Quadcopter or Quadrotor: More formally called the quad-rotor helicopter, this kind of machine is best known in the form of those little camera-toting drones. Full-size quadcopters with human pilots on board can trace their roots back to around 1907. Regular single rotor helicopters have two basic problems: they want to spin around, and they want to tip over when they go forwards. The first comes from torque, and can be corrected with a tail rotor. The second comes from the advancing blade producing more lift than the retreating blade, and fancy moving parts offset this by varying the angle of the blade as it swings. Both problems go away if you use four rotors and rotate two of them in the opposite direction. I’d call it an elegant solution, but the machines usually look pretty ungainly. The Achilles’ heel of this design is the need to keep all four rotors precisely powered; a loss of lift in one corner would be disastrous.

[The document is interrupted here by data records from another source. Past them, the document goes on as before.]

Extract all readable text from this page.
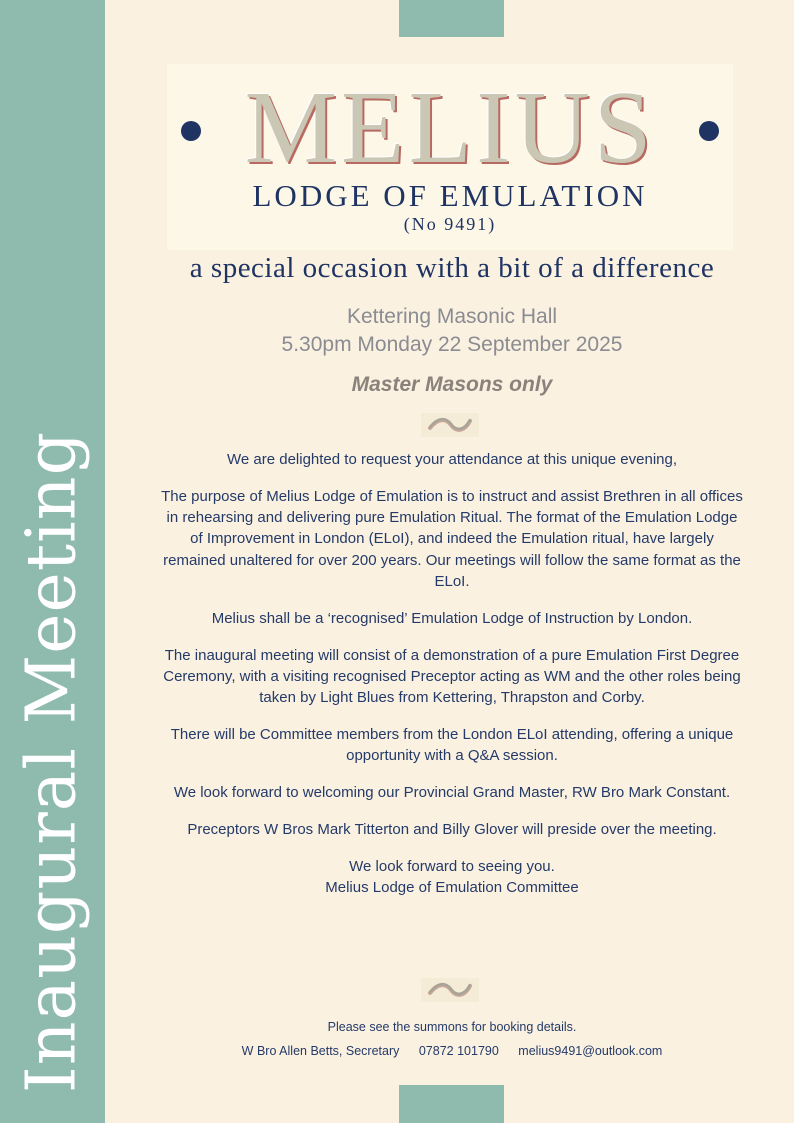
Inaugural Meeting
MELIUS
LODGE OF EMULATION
(No 9491)
a special occasion with a bit of a difference
Kettering Masonic Hall
5.30pm Monday 22 September 2025
Master Masons only

We are delighted to request your attendance at this unique evening,

The purpose of Melius Lodge of Emulation is to instruct and assist Brethren in all offices in rehearsing and delivering pure Emulation Ritual. The format of the Emulation Lodge of Improvement in London (ELoI), and indeed the Emulation ritual, have largely remained unaltered for over 200 years. Our meetings will follow the same format as the ELoI.

Melius shall be a ‘recognised’ Emulation Lodge of Instruction by London.

The inaugural meeting will consist of a demonstration of a pure Emulation First Degree Ceremony, with a visiting recognised Preceptor acting as WM and the other roles being taken by Light Blues from Kettering, Thrapston and Corby.

There will be Committee members from the London ELoI attending, offering a unique opportunity with a Q&A session.

We look forward to welcoming our Provincial Grand Master, RW Bro Mark Constant.

Preceptors W Bros Mark Titterton and Billy Glover will preside over the meeting.

We look forward to seeing you.
Melius Lodge of Emulation Committee

Please see the summons for booking details.
W Bro Allen Betts, Secretary 07872 101790 melius9491@outlook.com
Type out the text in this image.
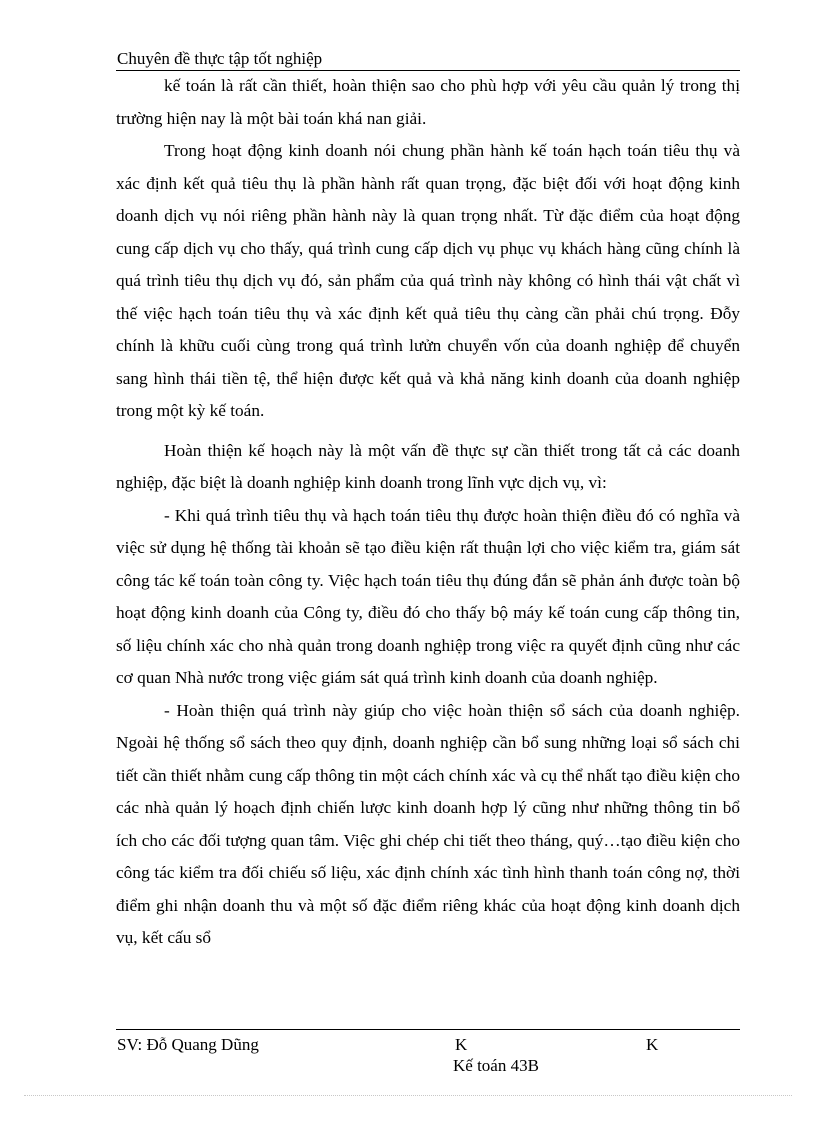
Chuyên đề thực tập tốt nghiệp

kế toán là rất cần thiết, hoàn thiện sao cho phù hợp với yêu cầu quản lý trong thị trường hiện nay là một bài toán khá nan giải.

Trong hoạt động kinh doanh nói chung phần hành kế toán hạch toán tiêu thụ và xác định kết quả tiêu thụ là phần hành rất quan trọng, đặc biệt đối với hoạt động kinh doanh dịch vụ nói riêng phần hành này là quan trọng nhất. Từ đặc điểm của hoạt động cung cấp dịch vụ cho thấy, quá trình cung cấp dịch vụ phục vụ khách hàng cũng chính là quá trình tiêu thụ dịch vụ đó, sản phẩm của quá trình này không có hình thái vật chất vì thế việc hạch toán tiêu thụ và xác định kết quả tiêu thụ càng cần phải chú trọng. Đỗy chính là khữu cuối cùng trong quá trình lưửn chuyển vốn của doanh nghiệp để chuyển sang hình thái tiền tệ, thể hiện được kết quả và khả năng kinh doanh của doanh nghiệp trong một kỳ kế toán.

Hoàn thiện kế hoạch này là một vấn đề thực sự cần thiết trong tất cả các doanh nghiệp, đặc biệt là doanh nghiệp kinh doanh trong lĩnh vực dịch vụ, vì:

- Khi quá trình tiêu thụ và hạch toán tiêu thụ được hoàn thiện điều đó có nghĩa và việc sử dụng hệ thống tài khoản sẽ tạo điều kiện rất thuận lợi cho việc kiểm tra, giám sát công tác kế toán toàn công ty. Việc hạch toán tiêu thụ đúng đắn sẽ phản ánh được toàn bộ hoạt động kinh doanh của Công ty, điều đó cho thấy bộ máy kế toán cung cấp thông tin, số liệu chính xác cho nhà quản trong doanh nghiệp trong việc ra quyết định cũng như các cơ quan Nhà nước trong việc giám sát quá trình kinh doanh của doanh nghiệp.

- Hoàn thiện quá trình này giúp cho việc hoàn thiện sổ sách của doanh nghiệp. Ngoài hệ thống sổ sách theo quy định, doanh nghiệp cần bổ sung những loại sổ sách chi tiết cần thiết nhằm cung cấp thông tin một cách chính xác và cụ thể nhất tạo điều kiện cho các nhà quản lý hoạch định chiến lược kinh doanh hợp lý cũng như những thông tin bổ ích cho các đối tượng quan tâm. Việc ghi chép chi tiết theo tháng, quý…tạo điều kiện cho công tác kiểm tra đối chiếu số liệu, xác định chính xác tình hình thanh toán công nợ, thời điểm ghi nhận doanh thu và một số đặc điểm riêng khác của hoạt động kinh doanh dịch vụ, kết cấu sổ

SV: Đỗ Quang Dũng	K	K
Kế toán 43B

Tech Level: Once again, the need for lightweight engines puts us at twentieth-century levels. Dieselpunk it is, with one magnificent exception: the Atlas Human-Powered Helicopter that took the AHS Sikorsky Prize was a quadcopter. It had four featherweight rotors the size of glider wings that turned very slowly. My favourite factoid about it? After the incredibly athletic pilot secured the prize with a flight of just over one minute, even his nerdiest teammates were able to get it airborne for a few seconds each.
Appeared In: Drawing a blank here. I thought I might find a quadcopter in my anime collection, because some of those artists like crazy aircraft as much as I do, but no such luck.
For Your Plot: One of those pizza-sized drones equipped with a tiny seat would be the perfect vehicle for Stuart Little. As for human-sized quadrotors, the machine has essentially the same strengths and weaknesses as a normal helicopter, so apart from a geek-chic vibe, I don’t know what it brings to your story.